Tuesday, May 12, 2015

50 Shades of Shite

After much anticipation I finally indulged in my not so secret passion for 50 Shades of Grey. As most of you know, I am a lover of the book series by E.L. James. I even went so far as to have my own fantasy cast for the movie! I was stunned that Jamie Dornan was cast as the mysteriously kinky Christian Grey. Frankly I just couldn't see it. When the promotional material began to flood the television and internet, Dornan grew on me but Dakota Johnson, not so much.

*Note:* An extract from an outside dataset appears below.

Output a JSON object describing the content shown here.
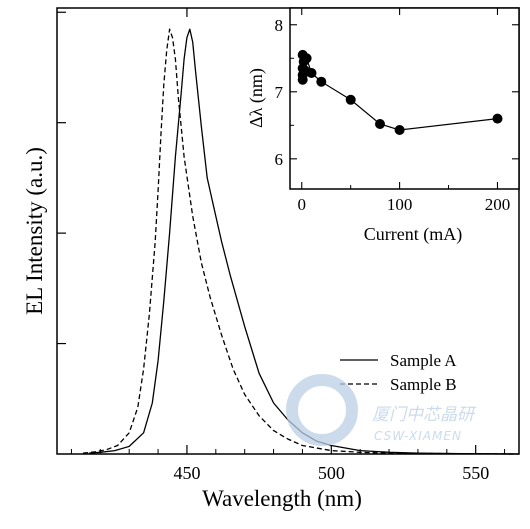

Being the frugal lady I am, I waited until I could rent the movie on demand. It was actually my viewing pleasure for Mother's Day. My poor husband indulged me and even sat with me to watch the movie. Well, that is $7 and 2 hours I will never get back. I was so disappointed in the cast. Dornan was barely able to pull off an American accent let alone hide his Irish lilt. While I enjoy looking at Jamie Dornan and that toned body, the guy couldn't act his way out of a wet paper bag. Johnson was like a dead fish. Lifeless. Boring. No passion. She stank. Actually, neither actor portrayed great passion for a film that is all about passion. I just didn't feel it. The sex scenes were ok. They had to be tamed for obvious reasons but still they lacked that kink that I came to associate with Christian Grey.

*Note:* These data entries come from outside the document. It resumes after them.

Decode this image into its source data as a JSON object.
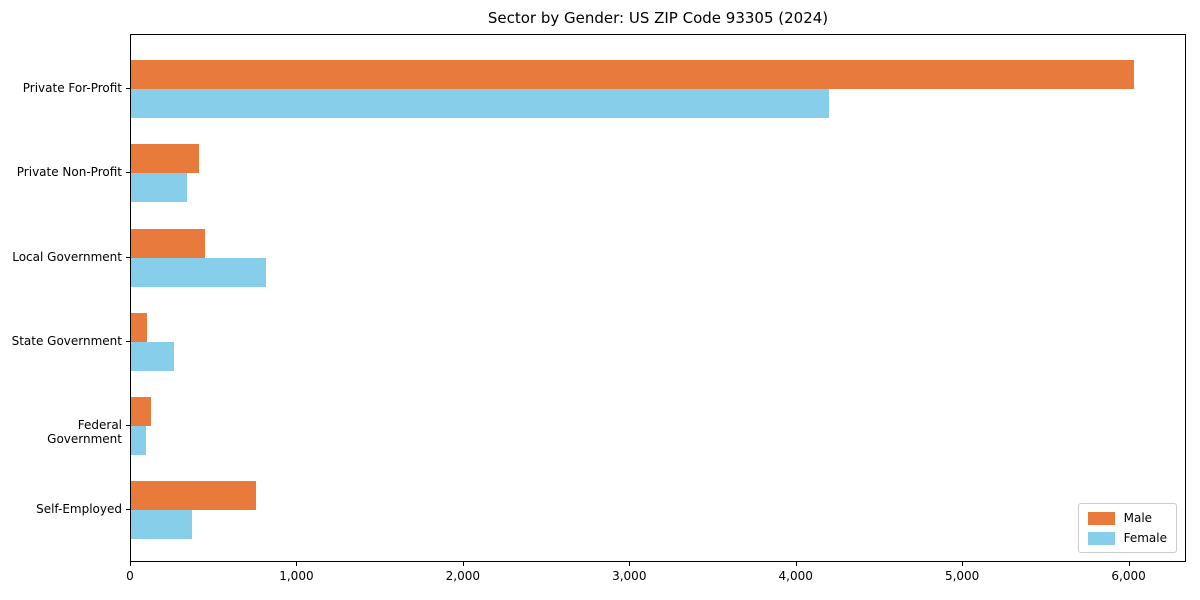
{
  "title": "Sector by Gender: US ZIP Code 93305 (2024)",
  "colors": {
    "male": "#E87B3C",
    "female": "#87CEEB",
    "axis": "#000000",
    "legend_border": "#CCCCCC",
    "background": "#FFFFFF"
  },
  "chart_data": {
    "type": "bar",
    "orientation": "horizontal",
    "title": "Sector by Gender: US ZIP Code 93305 (2024)",
    "categories": [
      "Private For-Profit",
      "Private Non-Profit",
      "Local Government",
      "State Government",
      "Federal Government",
      "Self-Employed"
    ],
    "series": [
      {
        "name": "Male",
        "color": "#E87B3C",
        "values": [
          6040,
          410,
          445,
          95,
          120,
          750
        ]
      },
      {
        "name": "Female",
        "color": "#87CEEB",
        "values": [
          4200,
          340,
          815,
          260,
          90,
          365
        ]
      }
    ],
    "xlabel": "",
    "ylabel": "",
    "xlim": [
      0,
      6345
    ],
    "xticks": [
      0,
      1000,
      2000,
      3000,
      4000,
      5000,
      6000
    ],
    "xtick_labels": [
      "0",
      "1,000",
      "2,000",
      "3,000",
      "4,000",
      "5,000",
      "6,000"
    ],
    "grid": false,
    "legend_position": "lower right",
    "legend_items": [
      "Male",
      "Female"
    ]
  }
}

My husband fell asleep within the first 20 minutes of the movie while I struggled to stay awake. What is worse is they ended that joke of a movie on the insinuation that there would be a follow up movie! Seriously, will they put out another piece of shite like that? Just sayin', if you need a fix of Christian Grey...reread the book and skip the movie, what you imagine in your mind would be far more powerful than the drivel they served up on the silver screen.